Kapitel 25
Ginny war zu schockiert, um mehr zu tun als stumm das Fernglas in ihren Schoß fallen zu lassen und ihre Augen auf den Himmel vor ihr zu richten.
Natürlich war sie es gewesen, die gegangen war, aber das hatte doch nicht geheißen... Wie konnte es sein, dass er jemand anderen kennenlernte und just daraufhin plötzlich wieder bereit war, ein Quidditchspiel zu besuchen? Wohingegen es ihr nie gelungen war, ihn dazu zu motivieren. Was hatte sie falsch gemacht? Oder war sie womöglich schuld an seiner Melancholie gewesen? Die Gedanken schwirrten durch Ginnys Kopf, ohne dass sie in der Lage war, ihnen Einhalt zu gebieten oder sie zu hinterfragen.
Sie schluckte und lockerte den Schal, aber das Gefühl, dass ihr die Kehle zu eng wurde, wollte nicht weichen. Mühsam zwang Ginny ihrem Atem einen langsameren Rhythmus auf. Das war jetzt nicht der richtige Ort, um über ihre Gefühle nachzudenken. Sie war hier, um ein Quidditchspiel zu genießen. Und, bei Merlin, genau das würde sie jetzt auch tun!
Mit einem Lächeln, das außerstande war, ihre Augen zu erreichen, wandte sie sich Ron zu, doch dieser war längst aufgestanden, um sich bemerkbar zu machen. Fröhlich wedelte er mit seinem Arm, um Harrys Aufmerksamkeit auf sich zu ziehen, und es fehlte nicht viel und er hätte dessen Namen gerufen. Einsicht in die Tatsache, dass Harry vermutlich wenig Interesse daran hatte, seine Anwesenheit hier im Stadion an die große Glocke zu hängen, ließ Ron jedoch gerade noch innehalten.
„Ron, nicht!", entfuhr es Ginny hastig und mit überraschender Kraft zog sie seinen Arm hinunter, doch es war zu spät, Harry hatte seinen Freund bereits entdeckt.
Das kommt davon, wenn man allen vorspielt, man sei über die Beziehung hinweg, gestand sich Ginny bitter ein und wappnete sich innerlich davor, ihrem Ex-Freund gleich gegenüber treten zu müssen.
„Meinst du nicht, es ist zu spät, um noch vor dem Spiel entspannt miteinander zu plaudern?", versuchte sie Ron seine Idee auszureden, aber in völliger Ignoranz von Ginnys Verfassung verwies Ron nur lachend darauf, dass es noch eine Stunde bis zum Beginn des Spieles war.
Resigniert schloss Ginny einen Moment lang die Augen und nahm mehrere tiefe Atemzüge, bis sie merkte, dass das angenehme Gefühl von Entspannung von ihr Besitz ergriff. Die Mechanismen, die sie in der Academy gelernt hatte, um sich in jeder Lage in einen Zustand der Ruhe versetzen zu können, kamen ihr nun auch jetzt sehr gelegen.

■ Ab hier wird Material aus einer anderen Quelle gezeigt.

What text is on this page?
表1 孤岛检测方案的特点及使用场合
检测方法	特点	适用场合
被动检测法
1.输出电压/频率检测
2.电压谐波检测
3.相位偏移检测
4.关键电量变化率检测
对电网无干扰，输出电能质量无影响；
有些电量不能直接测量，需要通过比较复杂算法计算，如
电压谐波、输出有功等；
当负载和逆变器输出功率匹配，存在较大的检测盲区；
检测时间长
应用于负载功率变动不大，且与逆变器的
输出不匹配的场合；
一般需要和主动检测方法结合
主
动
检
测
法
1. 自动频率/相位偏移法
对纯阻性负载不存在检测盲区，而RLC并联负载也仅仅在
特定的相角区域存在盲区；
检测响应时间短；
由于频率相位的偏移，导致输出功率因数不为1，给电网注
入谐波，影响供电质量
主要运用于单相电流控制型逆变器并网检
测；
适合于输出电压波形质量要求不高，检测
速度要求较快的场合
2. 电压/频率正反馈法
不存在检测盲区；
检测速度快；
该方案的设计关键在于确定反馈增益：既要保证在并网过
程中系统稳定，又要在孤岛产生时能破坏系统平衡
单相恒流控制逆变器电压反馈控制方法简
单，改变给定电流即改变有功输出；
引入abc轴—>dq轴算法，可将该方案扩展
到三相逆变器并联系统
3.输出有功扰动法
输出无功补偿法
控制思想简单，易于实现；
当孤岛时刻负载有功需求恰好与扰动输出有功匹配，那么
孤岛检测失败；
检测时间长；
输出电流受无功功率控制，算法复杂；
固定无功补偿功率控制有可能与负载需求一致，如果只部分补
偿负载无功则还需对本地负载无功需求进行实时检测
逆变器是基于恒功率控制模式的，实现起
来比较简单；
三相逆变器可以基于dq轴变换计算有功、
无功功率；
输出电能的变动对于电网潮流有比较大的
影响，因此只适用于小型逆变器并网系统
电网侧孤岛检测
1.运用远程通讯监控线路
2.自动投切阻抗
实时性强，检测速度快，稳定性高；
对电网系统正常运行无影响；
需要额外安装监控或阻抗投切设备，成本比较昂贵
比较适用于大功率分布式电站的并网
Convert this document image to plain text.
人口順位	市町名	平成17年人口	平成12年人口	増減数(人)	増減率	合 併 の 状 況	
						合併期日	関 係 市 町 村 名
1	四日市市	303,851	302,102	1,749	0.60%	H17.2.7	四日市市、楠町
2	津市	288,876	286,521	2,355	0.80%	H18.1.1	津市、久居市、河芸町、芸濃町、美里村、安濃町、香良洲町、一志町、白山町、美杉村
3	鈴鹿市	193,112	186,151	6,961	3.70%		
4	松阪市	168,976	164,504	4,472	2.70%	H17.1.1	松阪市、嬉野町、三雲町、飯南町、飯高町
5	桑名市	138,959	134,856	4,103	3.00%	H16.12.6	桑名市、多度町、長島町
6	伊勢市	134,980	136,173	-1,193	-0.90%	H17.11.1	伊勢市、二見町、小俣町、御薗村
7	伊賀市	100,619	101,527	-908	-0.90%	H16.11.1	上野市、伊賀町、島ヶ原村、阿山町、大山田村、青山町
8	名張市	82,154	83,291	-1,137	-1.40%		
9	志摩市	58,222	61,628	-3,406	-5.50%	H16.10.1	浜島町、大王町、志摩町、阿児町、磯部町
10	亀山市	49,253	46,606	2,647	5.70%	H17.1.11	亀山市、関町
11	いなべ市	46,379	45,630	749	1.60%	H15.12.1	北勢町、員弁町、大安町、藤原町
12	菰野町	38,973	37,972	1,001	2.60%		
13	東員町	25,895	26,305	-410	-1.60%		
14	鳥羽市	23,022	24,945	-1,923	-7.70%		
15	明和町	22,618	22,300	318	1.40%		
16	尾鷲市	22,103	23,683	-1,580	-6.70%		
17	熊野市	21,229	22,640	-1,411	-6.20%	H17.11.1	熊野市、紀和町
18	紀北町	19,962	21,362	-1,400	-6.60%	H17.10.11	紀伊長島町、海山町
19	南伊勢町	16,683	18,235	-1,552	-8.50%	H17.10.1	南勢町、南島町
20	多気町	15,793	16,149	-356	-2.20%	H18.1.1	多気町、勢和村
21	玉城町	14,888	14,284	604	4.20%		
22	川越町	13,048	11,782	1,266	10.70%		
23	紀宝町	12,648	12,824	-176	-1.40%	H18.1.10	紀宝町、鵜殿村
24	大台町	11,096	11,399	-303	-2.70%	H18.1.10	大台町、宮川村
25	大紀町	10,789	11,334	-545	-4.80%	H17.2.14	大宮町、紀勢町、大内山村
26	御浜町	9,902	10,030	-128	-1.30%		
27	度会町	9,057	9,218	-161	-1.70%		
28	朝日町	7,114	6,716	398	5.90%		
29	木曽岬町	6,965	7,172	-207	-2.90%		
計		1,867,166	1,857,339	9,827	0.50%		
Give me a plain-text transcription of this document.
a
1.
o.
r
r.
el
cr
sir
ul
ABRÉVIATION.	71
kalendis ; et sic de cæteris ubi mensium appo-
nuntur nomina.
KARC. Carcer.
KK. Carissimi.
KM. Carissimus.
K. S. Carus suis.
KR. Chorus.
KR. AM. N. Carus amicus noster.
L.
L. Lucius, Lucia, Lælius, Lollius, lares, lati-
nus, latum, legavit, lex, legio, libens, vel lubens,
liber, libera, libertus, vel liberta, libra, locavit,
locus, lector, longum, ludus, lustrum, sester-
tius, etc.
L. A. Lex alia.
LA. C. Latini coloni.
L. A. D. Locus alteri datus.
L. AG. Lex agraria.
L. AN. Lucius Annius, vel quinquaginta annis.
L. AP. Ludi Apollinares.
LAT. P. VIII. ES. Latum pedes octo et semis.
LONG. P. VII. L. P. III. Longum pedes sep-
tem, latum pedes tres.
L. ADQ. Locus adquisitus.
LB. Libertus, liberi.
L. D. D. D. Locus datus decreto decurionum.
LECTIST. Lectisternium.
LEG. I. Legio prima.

Wenige Minuten später hatten sich Harry und seine Begleitung soweit genähert, dass Ginny erkennen konnte, wie schmal im Gesicht Harry geworden war, seit sie sich vor etwa einem Jahr das letzte Mal gesehen hatten. Er war immer schon jemand gewesen, der mit der Menge an Essen, die er verspeiste, überraschen konnte, weil man ihm nicht ansah, wo er es ließ. Doch es war bisher nie so zu Tage getreten wie im Augenblick.
Nichtdestotrotz vermittelten seine Augen das bekannte vergnügte Funkeln früherer Tage und ein unverkennbares Gefühl von Eifersucht auf die Hexe neben ihm durchfuhr Ginny, die es anscheinend geschafft hatte, ihm diese Lebensfreude zurückzugeben.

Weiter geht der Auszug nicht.